Didin Hafidhuddin menjelaskan amanah yang diberikan manusia ada tiga macam yaitu amanah ibadah, sebagaimana tercantum dalam QS Adz-Dzariyat /51: 56, “Dan tidaklah Aku ciptakan jin dan manusia, kecuali untuk beribadah kepada-Ku”. Intinya apapun pekerjaan atau tugas apa pun, selama itu baik dan halal, harus kita niatkan ibadah kepada Allah. Kedua amanat sebagai khalifah. Pengertian khalifah adalah kita punya tugas berbuat yang terbaik bagi manusia dalam hidup ini. Ketgia amanah adalah amanah wadiah atau titipan.
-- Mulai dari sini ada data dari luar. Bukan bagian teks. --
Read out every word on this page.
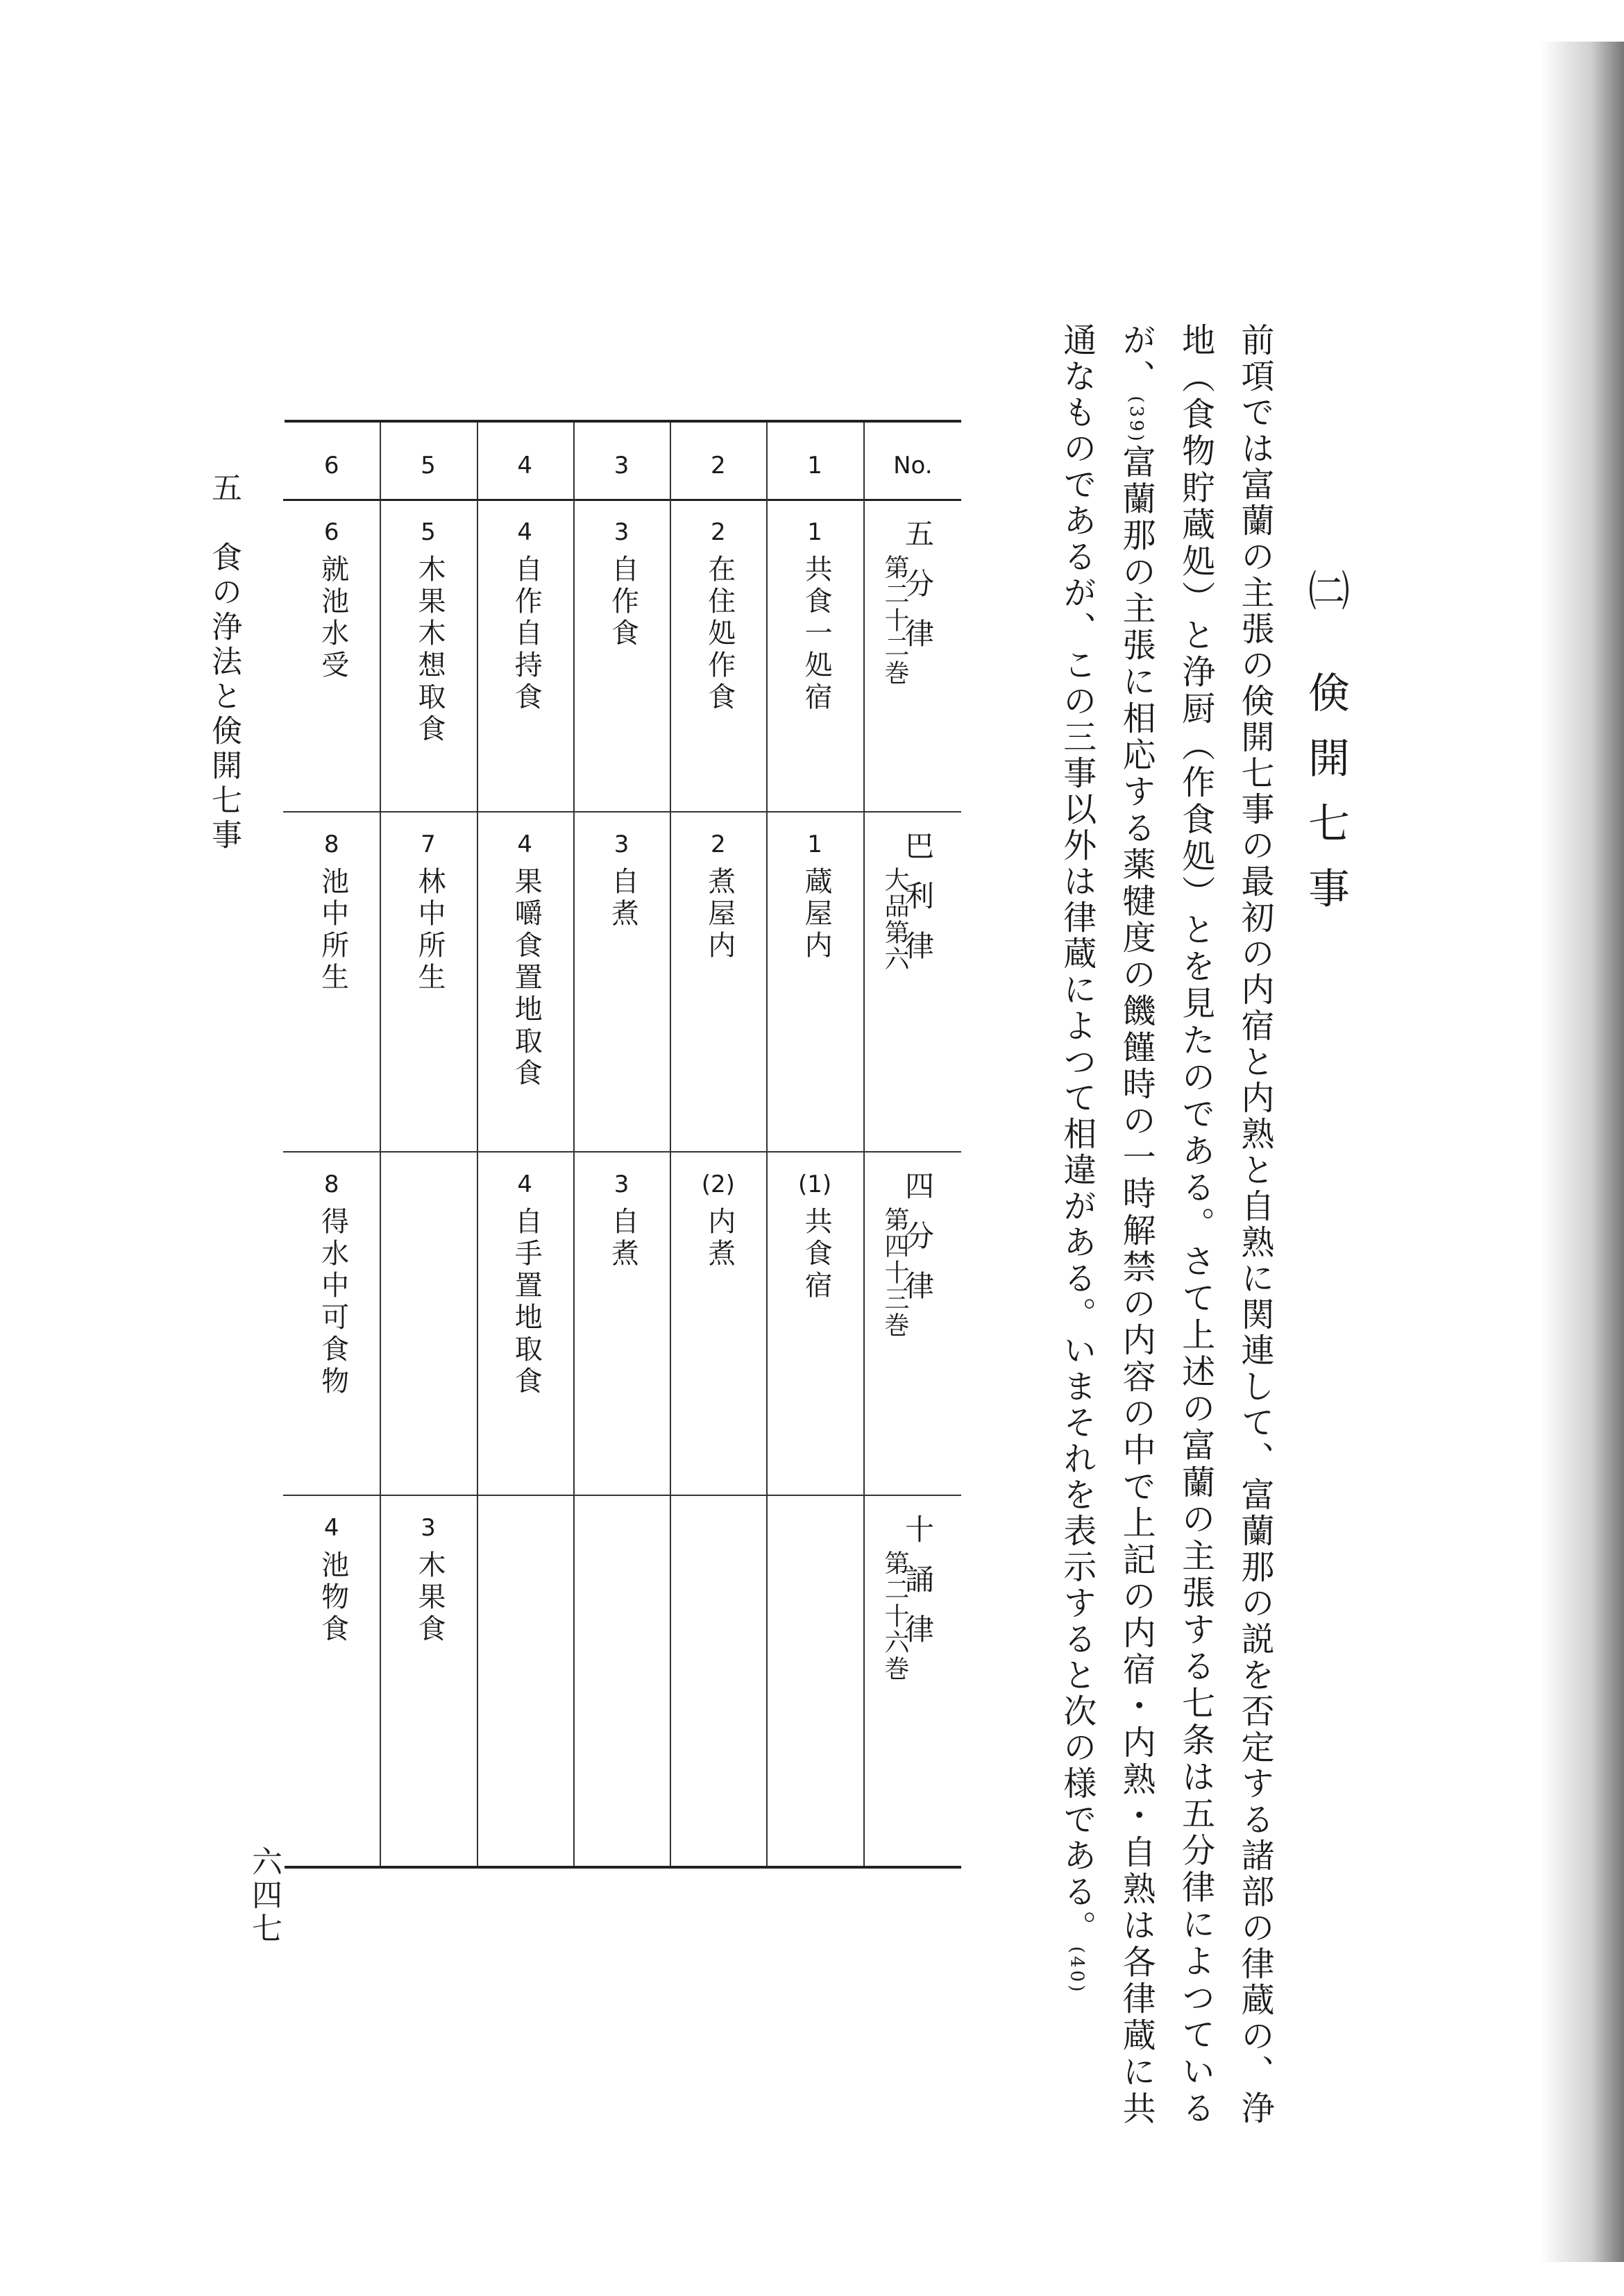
㈡ 倹開七事
前項では富蘭の主張の倹開七事の最初の内宿と内熟と自熟に関連して、富蘭那の説を否定する諸部の律蔵の、浄地（食物貯蔵処）と浄厨（作食処）とを見たのである。さて上述の富蘭の主張する七条は五分律によつているが、(39)富蘭那の主張に相応する薬犍度の饑饉時の一時解禁の内容の中で上記の内宿・内熟・自熟は各律蔵に共通なものであるが、この三事以外は律蔵によつて相違がある。いまそれを表示すると次の様である。(40)
No.
五分律
第二十二巻
巴利律
大品第六
四分律
第四十三巻
十誦律
第二十六巻
1
1
共食一処宿
1
蔵屋内
(1)
共食宿
2
2
在住処作食
2
煮屋内
(2)
内煮
3
3
自作食
3
自煮
3
自煮
4
4
自作自持食
4
果嚼食置地取食
4
自手置地取食
5
5
木果木想取食
7
林中所生
3
木果食
6
6
就池水受
8
池中所生
8
得水中可食物
4
池物食
五　食の浄法と倹開七事
六四七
Segala yang melekat pada diri manusia, harta, benda, ilmu, pangkat dan jabatan, bahkan diri kita sendiri, semuanya merupakan titipan Allah yang pasti akan dimintai pertanggungjawabannya oleh Allah di akhirat kelak.
Said Agil Siradj mengai amanah menjadi dua yaitu diniyyah samawiyah muqaddasah dan insaniyah ardhiyah ijtihadiyah. Maksud diniyyah samawiyah muqaddasah yaitu amal agama dari yang datangnya dari langit, yang suci yang mulia, karena merupakan monopoli Allah, namanya amanah diniyyah ilahiyah samawiyah Muqaddasah yakni sesgala sesuatu yang terkandung dalam akidah rukun iman dan syariat rukun islam. Aanah yang kedua, yaitu insaniyah ardhiyah ijtihadiyah. Maksudnya amanah yang diberikan kepada manusia yang bersifat usaha yang berkitan dengan akal untuk berijtihad, profane (duniawi) dan bersifat kreativitas.
Dalam menjalankan amanah, manusia memiliki kebebasan untuk berkreatif, berinovasi baik dalam kaitan dengan membuat kebijakan, menjalankan pekerjaan, mengembangkan etika dan budaya dan bahkan dalam beribadah mendekatkan diri kepada Allah. Semua proses usaha manusia akhirnya akan nilai oleh Allah, apakah dalam berkratif menjalankan amanah menjadikan semakin jauh dari Allah, ataukah ikhtiar manusia tersebut akan semakin mendekatkan diri kepada Allah, yang pasti semau akan diminta pertanggung jawaban oleh Allah. Wallahu a’lam.